Les demandes de la SELARL FHB tendant à voir dire qu'elle doit répartir les sommes entre les créanciers de la procédure collective ne sont pas davantage recevables, la SELARL FHB étant mandataire ad hoc de la société LCH.





PAR CES MOTIFS

:


La COUR,





Statuant par arrêt contradictoire,





Déclare recevable les appels principaux et incidents,





Confirme le jugement du tribunal de commerce de Nanterre en ce qu'il a déclaré irrecevables comme prescrites les actions engagées par la Lyonnaise de banque, Banco Sabadell, BNP Paribas et la banque Cantonale de Genève à l'encontre tant du Crédit agricole CIB que de la SELARL FHB, prise en la personne de Me Emmanuel G... ès qualités de mandataire ad hoc, et en ce qu'il condamné in solidum la Lyonnaise de banque, la Banco Sabadell, la BNP Paribas et la banque Cantonale de Genève à payer au Crédit agricole CIB la somme de 5 000 euros au titre de l'article 700 du code de procédure civile, à la SELARL FHB prise en la personne de Me Emmanuel G... la somme de 5 000 euros sur le fondement des dispositions de l'article 700 du code de procédure civile, et en ce qu'il a condamné la Lyonnaise de banque aux entiers dépens de l'instance.

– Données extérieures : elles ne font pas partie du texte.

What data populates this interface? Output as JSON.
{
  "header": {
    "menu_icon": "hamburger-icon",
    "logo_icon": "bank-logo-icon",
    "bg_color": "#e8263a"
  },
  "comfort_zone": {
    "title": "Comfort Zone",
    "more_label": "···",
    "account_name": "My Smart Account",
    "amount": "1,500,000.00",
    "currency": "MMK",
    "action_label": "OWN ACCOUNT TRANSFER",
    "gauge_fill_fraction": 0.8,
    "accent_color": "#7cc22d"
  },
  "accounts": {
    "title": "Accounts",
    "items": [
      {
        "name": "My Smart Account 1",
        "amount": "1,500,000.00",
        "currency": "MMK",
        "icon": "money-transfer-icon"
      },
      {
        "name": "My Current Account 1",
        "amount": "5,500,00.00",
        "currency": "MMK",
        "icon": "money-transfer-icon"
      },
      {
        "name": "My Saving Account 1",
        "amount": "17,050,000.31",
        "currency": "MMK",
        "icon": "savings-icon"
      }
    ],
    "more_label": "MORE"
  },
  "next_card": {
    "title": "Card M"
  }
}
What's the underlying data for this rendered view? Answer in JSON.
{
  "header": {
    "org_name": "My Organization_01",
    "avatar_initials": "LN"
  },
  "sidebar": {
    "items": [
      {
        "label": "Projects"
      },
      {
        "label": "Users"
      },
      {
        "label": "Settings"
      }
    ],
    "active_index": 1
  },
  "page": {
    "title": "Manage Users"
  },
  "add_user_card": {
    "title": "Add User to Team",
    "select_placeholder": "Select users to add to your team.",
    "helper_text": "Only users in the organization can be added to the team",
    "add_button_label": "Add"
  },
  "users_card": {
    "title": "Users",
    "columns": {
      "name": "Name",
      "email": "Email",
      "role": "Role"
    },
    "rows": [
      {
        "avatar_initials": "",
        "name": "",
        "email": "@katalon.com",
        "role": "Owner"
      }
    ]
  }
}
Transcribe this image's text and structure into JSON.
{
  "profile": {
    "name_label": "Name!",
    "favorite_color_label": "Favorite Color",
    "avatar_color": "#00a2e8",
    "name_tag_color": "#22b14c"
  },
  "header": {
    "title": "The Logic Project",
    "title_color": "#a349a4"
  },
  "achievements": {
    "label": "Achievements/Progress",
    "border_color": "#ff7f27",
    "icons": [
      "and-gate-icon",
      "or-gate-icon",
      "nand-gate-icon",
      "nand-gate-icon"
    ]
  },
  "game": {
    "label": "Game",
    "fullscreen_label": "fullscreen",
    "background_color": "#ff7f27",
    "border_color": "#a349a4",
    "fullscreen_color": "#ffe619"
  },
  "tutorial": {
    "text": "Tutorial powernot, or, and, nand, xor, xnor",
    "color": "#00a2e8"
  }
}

L'infirme pour le surplus,





et, statuant à nouveau,





Dit sans objet l'appel en garantie contre la société FHB en qualité de mandataire ad hoc de la société LCH,





Y ajoutant





Déboute la société Lyonnaise de banque, la Banque cantonale de Genève, la BNP Paribas et la Banco Sabadell de leurs demandes sur le fondement de l'article 700 du code de procédure civile,





Condamne in solidum la société Lyonnaise de banque, la Banque cantonale de Genève, la BNP Paribas et la Banco Sabadell à payer au Crédit agricole CIB la somme de 5000 euros sur le fondement de l'article 700 du code de procédure civile,





Condamne in soldium la société Lyonnaise de banque, la Banque cantonale de Genève, la BNP Paribas et la Banco Sabadell aux dépens d'appel et accorde aux avocats de la cause qui peuvent y prétendre le droit de recouvrement direct conformément aux dispositions de l'article 699 du code de procédure civile.





Prononcé publiquement par mise à disposition de l'arrêt au greffe de la cour, les parties en ayant été préalablement avisées dans les conditions prévues au deuxième alinéa de l'article 450 du code de procédure civile.





Signé par Madame Sophie N..., Présidente et par Monsieur Jean-François MONASSIER greffier, auquel la minute de la décision a été remise par le magistrat signataire.